L'exercice de l'état entre dans la catégorie des œuvres qui nous font mieux comprendre le monde dans le quel nous vivons. Ou si ce n'est mieux, en tout cas différemment.
C'est vrai, elle n'utilise pas pour ça l'allégorie, la satire, ou tout autre figure de style souvent utilisée par les grands cinéastes. C'est plutôt direct, frontal, abrupt. Pour autant, ce qui est de l'ordre de l'artistique n'est absolument pas négligé: l'interprétation est superbe et les idées de réalisation ne manquent pas. La scène onirique inaugurale est inoubliable en plus de comporter un aspect graphique somptueux. La scène de l'accident est elle aussi plutôt mémorable.
Pour en revenir au contenu, deux idées fortes éclaboussent le film d'une grande classe.
La première, assez convenue (montrer un animal politique de l'intérieur) est magistralement écrite.

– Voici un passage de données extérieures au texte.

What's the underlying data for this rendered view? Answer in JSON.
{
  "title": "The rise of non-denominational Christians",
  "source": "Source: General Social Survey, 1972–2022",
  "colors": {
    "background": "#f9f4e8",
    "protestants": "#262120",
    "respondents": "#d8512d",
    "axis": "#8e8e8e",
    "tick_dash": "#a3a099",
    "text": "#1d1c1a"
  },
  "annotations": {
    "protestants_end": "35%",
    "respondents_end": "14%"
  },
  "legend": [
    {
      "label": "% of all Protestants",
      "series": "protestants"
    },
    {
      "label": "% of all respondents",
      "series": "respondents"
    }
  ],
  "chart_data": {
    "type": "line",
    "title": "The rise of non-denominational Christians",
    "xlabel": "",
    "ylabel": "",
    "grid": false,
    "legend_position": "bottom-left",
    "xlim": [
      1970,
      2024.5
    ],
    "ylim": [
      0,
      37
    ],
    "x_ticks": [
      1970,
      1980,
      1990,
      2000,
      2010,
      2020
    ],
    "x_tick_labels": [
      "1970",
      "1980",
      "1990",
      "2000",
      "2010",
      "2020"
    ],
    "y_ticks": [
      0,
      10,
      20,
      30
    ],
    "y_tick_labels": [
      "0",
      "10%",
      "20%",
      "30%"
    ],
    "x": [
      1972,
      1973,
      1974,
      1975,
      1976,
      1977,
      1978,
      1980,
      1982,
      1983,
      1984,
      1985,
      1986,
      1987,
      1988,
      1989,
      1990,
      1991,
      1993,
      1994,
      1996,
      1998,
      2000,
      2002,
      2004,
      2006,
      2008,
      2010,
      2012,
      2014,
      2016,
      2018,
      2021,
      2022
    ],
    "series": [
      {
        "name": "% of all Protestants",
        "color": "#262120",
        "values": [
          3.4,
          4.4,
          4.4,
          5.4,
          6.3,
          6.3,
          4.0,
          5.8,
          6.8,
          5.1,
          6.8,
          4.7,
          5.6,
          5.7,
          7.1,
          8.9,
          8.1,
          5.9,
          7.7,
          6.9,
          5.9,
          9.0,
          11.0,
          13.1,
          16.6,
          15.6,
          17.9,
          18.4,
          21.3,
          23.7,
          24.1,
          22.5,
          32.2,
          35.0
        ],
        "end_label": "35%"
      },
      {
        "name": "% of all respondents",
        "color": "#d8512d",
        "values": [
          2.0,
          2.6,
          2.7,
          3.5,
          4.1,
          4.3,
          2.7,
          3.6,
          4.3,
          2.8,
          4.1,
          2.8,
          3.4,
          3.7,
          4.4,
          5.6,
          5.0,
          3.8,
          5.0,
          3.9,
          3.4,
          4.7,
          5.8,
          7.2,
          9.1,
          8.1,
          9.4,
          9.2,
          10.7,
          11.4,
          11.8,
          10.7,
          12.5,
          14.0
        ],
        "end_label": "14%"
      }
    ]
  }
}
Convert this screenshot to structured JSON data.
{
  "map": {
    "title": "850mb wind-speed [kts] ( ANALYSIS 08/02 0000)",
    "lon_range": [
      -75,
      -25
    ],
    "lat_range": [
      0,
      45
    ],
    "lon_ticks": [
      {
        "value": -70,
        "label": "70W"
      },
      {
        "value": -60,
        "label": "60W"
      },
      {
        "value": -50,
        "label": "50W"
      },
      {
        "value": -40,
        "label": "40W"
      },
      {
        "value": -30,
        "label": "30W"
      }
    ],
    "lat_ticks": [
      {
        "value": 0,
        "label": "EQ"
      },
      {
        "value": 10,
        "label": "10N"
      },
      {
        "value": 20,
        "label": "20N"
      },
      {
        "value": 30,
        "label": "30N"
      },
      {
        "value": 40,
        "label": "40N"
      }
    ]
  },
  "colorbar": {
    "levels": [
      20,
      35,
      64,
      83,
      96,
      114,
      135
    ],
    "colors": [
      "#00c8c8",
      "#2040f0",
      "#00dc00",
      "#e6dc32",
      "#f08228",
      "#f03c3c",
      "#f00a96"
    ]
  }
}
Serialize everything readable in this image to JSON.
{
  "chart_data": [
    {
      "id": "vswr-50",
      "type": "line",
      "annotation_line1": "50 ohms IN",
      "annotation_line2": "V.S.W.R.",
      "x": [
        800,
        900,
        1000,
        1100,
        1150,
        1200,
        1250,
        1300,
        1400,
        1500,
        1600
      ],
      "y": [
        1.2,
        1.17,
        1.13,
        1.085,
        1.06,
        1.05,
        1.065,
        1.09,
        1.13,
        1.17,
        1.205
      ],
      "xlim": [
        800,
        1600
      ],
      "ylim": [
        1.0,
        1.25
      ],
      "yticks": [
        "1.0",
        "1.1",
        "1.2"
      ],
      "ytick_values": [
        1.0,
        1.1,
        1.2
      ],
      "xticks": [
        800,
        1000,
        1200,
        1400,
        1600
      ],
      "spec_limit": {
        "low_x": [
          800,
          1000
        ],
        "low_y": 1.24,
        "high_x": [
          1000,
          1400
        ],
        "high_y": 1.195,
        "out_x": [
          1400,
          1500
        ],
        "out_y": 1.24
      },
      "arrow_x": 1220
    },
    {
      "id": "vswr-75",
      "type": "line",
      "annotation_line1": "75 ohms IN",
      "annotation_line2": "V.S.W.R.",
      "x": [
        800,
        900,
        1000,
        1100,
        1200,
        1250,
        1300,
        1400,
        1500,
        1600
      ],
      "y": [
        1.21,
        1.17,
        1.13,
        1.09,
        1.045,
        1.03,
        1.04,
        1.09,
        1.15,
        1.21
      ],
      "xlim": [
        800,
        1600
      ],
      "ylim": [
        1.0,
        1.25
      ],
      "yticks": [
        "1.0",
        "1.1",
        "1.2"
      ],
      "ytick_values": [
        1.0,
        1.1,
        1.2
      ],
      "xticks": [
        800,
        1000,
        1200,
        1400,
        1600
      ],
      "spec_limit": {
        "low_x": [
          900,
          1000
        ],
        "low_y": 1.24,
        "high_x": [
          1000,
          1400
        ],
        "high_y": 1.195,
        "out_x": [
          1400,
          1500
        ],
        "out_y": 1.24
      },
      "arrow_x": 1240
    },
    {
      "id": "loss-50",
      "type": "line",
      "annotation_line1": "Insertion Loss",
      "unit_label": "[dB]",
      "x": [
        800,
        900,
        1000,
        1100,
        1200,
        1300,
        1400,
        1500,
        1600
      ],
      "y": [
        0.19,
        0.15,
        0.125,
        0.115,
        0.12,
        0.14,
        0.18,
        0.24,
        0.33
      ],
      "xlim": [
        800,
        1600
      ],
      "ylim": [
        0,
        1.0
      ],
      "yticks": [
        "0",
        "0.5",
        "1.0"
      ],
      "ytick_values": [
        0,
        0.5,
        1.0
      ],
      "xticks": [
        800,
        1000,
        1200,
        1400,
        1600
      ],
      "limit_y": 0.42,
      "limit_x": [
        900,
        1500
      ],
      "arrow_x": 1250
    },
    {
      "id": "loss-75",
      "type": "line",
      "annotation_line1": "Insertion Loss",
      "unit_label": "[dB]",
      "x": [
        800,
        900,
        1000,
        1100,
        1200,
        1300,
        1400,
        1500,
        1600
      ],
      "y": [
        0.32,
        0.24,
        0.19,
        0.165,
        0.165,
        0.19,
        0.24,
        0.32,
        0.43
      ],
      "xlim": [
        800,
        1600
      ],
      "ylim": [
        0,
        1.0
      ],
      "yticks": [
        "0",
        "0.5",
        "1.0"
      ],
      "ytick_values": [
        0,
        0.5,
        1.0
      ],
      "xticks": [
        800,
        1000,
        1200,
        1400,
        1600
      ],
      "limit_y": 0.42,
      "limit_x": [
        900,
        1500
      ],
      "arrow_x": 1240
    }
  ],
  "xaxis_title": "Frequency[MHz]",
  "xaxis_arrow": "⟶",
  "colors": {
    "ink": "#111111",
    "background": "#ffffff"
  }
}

A tel point qu'on peut presque comparer cet exercice à la série "the west wing", ce qui n'est pas un mince compliment chez moi. Le résultat de cette étude quasi-clinique est confondant. Une nouvelle fois, on se perd en conjectures: comment quelqu'un qui nous ressemble tant peut-il aussi être si diamétralement différent ? En s'approchant au plus près de son sujet, Pierre Schöeller rend son ministre proche et totalement étrange quand à sa façon de vivre. Comment peut-on avoir envie de se lever à 4 heures du matin pour se faire héliporter sur le lieu d'un drame et être confronté à la mort, aux familles éplorées, avant de rentrer sur Paris pour se frotter à un animateur hargneux sur une radio de grande écoute ? Qui pourrait avoir envie de ça ?
La deuxième, plus singulière, fait la force du récit. Elle permet de répondre à la question posée un peu plus haut. Très rapidement, le ministre se confronte à son reflet dans la glace et marmonne un mantra qui constitue la colonne vertébrale de son action. Bertrand de Saint-Jean se considère comme un tigre affamé seul face à tous. C'est ce crédo qui guide son action, sa vie. Et c'est en ce seul sens que cette trajectoire se conçoit
Cela explique les relations de travail basée sur des seuls rapports de force.
Vis-à-vis de ses supérieurs (on exécute les ordres quitte à renier ses plus intimes convictions), vis-à-vis des collègues (lutte classique pour obtenir le leadership), vis-à-vis des subalternes (dont on peut, quelque soient les liens qui vous lient à eux, et quelque soit le niveau d'exigence que vous demandez, se séparer en une fraction de seconde) et vis-à-vis de tous les autres (femme-ombre floue, amis inexistants... "4000 contacts et aucun ami !")
Le pouvoir, quelque soit la forme, garde ses codes. En entreprise, dans l'armée et au gouvernement, les supérieurs sont appelés par des diminutifs attachés à leur fonction. Entendre le premier ministre (le PM) parler du président de la république sous le vocable de "PR", se confondant habilement avec la figure du père, est délectable.
En évitant tous les pièges habituels inhérents à ce genre de production, en contournant tous les clichés, en collant à son sujet avec rigueur et en évitant tout manichéisme, Pierre Schöller réalise un grand film. Une prouesse.